Question

In the activity, click on the E∘cell and Keq quantities to observe how they are related. Use this relation to calculate Keq for the following redox reaction that occurs in an electrochemical cell having two electrodes: a cathode and an anode.
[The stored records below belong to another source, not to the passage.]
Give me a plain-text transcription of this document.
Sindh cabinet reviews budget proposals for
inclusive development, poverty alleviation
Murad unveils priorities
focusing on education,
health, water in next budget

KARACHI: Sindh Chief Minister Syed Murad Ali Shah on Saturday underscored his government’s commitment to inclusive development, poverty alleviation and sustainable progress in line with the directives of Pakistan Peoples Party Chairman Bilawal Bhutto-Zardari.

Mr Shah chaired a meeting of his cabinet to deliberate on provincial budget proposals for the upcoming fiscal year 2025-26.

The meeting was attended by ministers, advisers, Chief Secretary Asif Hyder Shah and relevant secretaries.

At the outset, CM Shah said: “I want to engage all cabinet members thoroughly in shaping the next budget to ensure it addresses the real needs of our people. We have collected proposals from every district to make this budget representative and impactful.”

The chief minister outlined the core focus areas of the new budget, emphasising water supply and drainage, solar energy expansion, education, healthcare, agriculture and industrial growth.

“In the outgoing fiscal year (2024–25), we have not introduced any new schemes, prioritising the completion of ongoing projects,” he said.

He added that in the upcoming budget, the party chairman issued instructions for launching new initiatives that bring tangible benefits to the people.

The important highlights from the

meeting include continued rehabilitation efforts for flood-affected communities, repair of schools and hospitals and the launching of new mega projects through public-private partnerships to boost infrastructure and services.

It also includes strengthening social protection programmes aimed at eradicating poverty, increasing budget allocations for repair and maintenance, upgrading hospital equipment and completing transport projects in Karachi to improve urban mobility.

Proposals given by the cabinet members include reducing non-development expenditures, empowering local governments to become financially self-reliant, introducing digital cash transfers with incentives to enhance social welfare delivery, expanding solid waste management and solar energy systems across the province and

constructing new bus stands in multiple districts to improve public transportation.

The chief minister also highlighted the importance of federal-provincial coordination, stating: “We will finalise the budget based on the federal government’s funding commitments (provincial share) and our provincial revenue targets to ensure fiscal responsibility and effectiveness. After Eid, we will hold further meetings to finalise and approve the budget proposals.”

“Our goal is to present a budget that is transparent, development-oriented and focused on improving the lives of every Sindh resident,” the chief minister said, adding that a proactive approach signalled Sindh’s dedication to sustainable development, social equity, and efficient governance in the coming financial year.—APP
The two half-reactions that occur in the cell are Cu2+(aq)+2e−→Cu(s) and Fe(s)→Fe2+(aq)+2e− The net reaction is Cu2+(aq)+Fe(s)→Cu(s)+Fe2+(aq) Use the given standard reduction potentials in your calculation as appropriate.

Answer 1

Answer:

The standard cell potential of the reaction is 0.78 Volts.

Explanation:

$Cu^{2+}(aq)+Fe(s)\rightarrow Cu(s)+Fe^{2+}(aq)$

Reduction at cathode :

$Cu^+(aq)+2e^-\rightarrow Cu(s)$

Reduction potential of  $Cu^{2+}$ to Cu=$E^o_{1}=0.34 V$

Oxidation at anode:

$Fe(s)\rightarrow Fe^{2+}(aq)+2e^-$

Reduction potential of  $Fe^{2+}$ to Fe=$E^o_{2}=-0.44 V$

To calculate the $E^o_{cell}$ of the reaction, we use the equation:

$E^o_{cell}=E^o_{red,cathode}-E^o_{red,anode}$

Putting values in above equation, we get:

$E^o_{cell}=0.34V -(-0.44 V)=0.78 V$

The standard cell potential of the reaction is 0.78 Volts.